BEIJING—Souring confidence in China’s economy and a regulatory clampdown in the private sector could spell trouble ahead for
revenue, executives with the search-engine company warned.
It is another sign the world’s second-biggest economy is facing headwinds amid a trade row between it and the U.S. Baidu’s business, whose revenues are driven by ads from Chinese companies in medical, retail and other industries, is a barometer for the health of China’s private sector.
“On the possible massive slowdown, right now, what we have been saying is that the confidence level from the private sector, from the entrepreneurs, are not that high,” Baidu Chief Executive Robin Li told analysts as the company reported third-quarter earnings Tuesday in New York.
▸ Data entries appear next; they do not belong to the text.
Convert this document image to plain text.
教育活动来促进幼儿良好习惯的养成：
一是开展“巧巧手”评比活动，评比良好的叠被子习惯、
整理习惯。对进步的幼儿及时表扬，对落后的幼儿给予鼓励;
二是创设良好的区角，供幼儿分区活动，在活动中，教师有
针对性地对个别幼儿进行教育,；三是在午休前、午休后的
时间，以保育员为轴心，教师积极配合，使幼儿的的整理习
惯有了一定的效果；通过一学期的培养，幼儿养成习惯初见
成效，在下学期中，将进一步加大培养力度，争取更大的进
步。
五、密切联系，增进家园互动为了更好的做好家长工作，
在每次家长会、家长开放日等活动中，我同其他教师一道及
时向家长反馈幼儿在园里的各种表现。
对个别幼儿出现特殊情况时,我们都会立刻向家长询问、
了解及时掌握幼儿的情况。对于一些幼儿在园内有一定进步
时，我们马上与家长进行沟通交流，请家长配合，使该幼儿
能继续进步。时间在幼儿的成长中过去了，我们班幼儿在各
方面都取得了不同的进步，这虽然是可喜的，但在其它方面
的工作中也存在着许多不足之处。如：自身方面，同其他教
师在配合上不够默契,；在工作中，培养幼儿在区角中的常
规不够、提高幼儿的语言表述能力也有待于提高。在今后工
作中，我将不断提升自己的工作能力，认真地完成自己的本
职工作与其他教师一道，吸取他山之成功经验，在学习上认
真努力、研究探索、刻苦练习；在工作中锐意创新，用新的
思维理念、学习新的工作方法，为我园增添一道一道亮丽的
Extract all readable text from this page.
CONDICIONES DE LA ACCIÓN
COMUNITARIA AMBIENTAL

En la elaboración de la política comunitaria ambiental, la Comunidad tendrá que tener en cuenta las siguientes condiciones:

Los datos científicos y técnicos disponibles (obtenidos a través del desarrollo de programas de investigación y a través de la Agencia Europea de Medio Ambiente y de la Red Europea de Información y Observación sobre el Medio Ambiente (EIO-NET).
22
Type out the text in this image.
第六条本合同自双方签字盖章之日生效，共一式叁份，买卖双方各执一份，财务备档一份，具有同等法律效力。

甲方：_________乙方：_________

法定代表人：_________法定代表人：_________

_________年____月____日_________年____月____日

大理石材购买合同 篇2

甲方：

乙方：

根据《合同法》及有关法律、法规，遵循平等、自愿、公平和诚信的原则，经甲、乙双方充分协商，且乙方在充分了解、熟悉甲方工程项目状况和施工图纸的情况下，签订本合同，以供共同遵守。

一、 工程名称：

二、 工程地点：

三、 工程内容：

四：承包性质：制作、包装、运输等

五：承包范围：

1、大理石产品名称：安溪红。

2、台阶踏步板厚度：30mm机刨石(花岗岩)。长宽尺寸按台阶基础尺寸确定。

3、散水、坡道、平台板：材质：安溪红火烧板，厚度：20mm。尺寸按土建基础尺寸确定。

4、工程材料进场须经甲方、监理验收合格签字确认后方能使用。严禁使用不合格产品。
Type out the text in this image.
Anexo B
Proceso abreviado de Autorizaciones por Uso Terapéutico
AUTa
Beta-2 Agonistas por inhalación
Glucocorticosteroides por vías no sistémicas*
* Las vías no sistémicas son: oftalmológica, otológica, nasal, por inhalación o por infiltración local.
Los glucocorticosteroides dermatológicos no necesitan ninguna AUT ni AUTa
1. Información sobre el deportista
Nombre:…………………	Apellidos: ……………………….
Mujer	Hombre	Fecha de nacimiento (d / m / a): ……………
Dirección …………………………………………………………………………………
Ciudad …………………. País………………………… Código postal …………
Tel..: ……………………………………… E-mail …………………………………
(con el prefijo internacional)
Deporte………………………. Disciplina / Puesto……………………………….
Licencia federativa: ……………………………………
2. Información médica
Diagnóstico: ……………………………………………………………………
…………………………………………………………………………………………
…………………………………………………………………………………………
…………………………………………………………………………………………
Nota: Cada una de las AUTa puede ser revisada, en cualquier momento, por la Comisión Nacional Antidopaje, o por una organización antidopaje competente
“If, let’s say, during the next couple of months, the confidence level changes, things will change to the positive direction,” Mr. Li said. “But we don’t know exactly what is going to happen.”
For the third quarter ended Sept. 30, Baidu beat analyst estimates and posted 28.2 billion yuan, or $4.11 billion, in revenue, up 27% from the same period last year. The growth was driven partly by an increase in users and in the time spent on Baidu’s app, the company said. Analysts polled by FactSet predicted $4.03 billion in revenue.
Its quarterly net profit was 12.4 billion yuan, up 56% year over year.
But Baidu said its revenue growth will likely slow down through the rest of the year. It forecast fourth-quarter revenue to grow 15% to 20% from the same period a year earlier, compared with the 27% increase posted in the July-September period.
Baidu’s American depositary receipts rose 0.9% to close at $183.37 Tuesday, and slipped 0.75% in after-hours trading after the results were released. Shares are down more than 20% year to date, similar to other Chinese technology giants.
Mr. Li said while the present period might remind some people of the global financial crisis a decade ago, he views it differently. “Right now, it’s more about the traditional industry, more about entrepreneur confidence, and that can change very quickly,” he said. “Longer term, I’m still very optimistic about the future of Baidu and the future of China.”
Raymond Feng, an analyst with research firm Pacific Epoch in Shanghai, said while the macroeconomic impact is already weighing on China’s overall advertising market, online advertising is somewhat safer than traditional ads.
Still, given the macroeconomic slowdown as well as emerging competitors, including new online video platforms, Baidu is likely to face fiercer competition in online advertising, he said.
Another factor that could dent the company’s earnings is the Chinese government’s tightening of regulations in various sectors, said Baidu’s Chief Financial Officer Herman Yu.
Policies affecting sectors such as videogames, real estate, financial services and online commerce could hit customers that advertise on Baidu’s platforms, Mr. Yu said in the earnings call. While Baidu isn’t dependent on any particular industry for advertisements, he said, the cumulative impact across several industries, “a little bit here and there, added together cause us to probably grow not as fast as we would like to as before.”
In the videogames industry, regulators haven’t approved the sale of new titles since March, when a government reorganization started. Uncertainties still linger about which agency will regulate the industry.
—Micah Maidenberg in New York contributed to this article.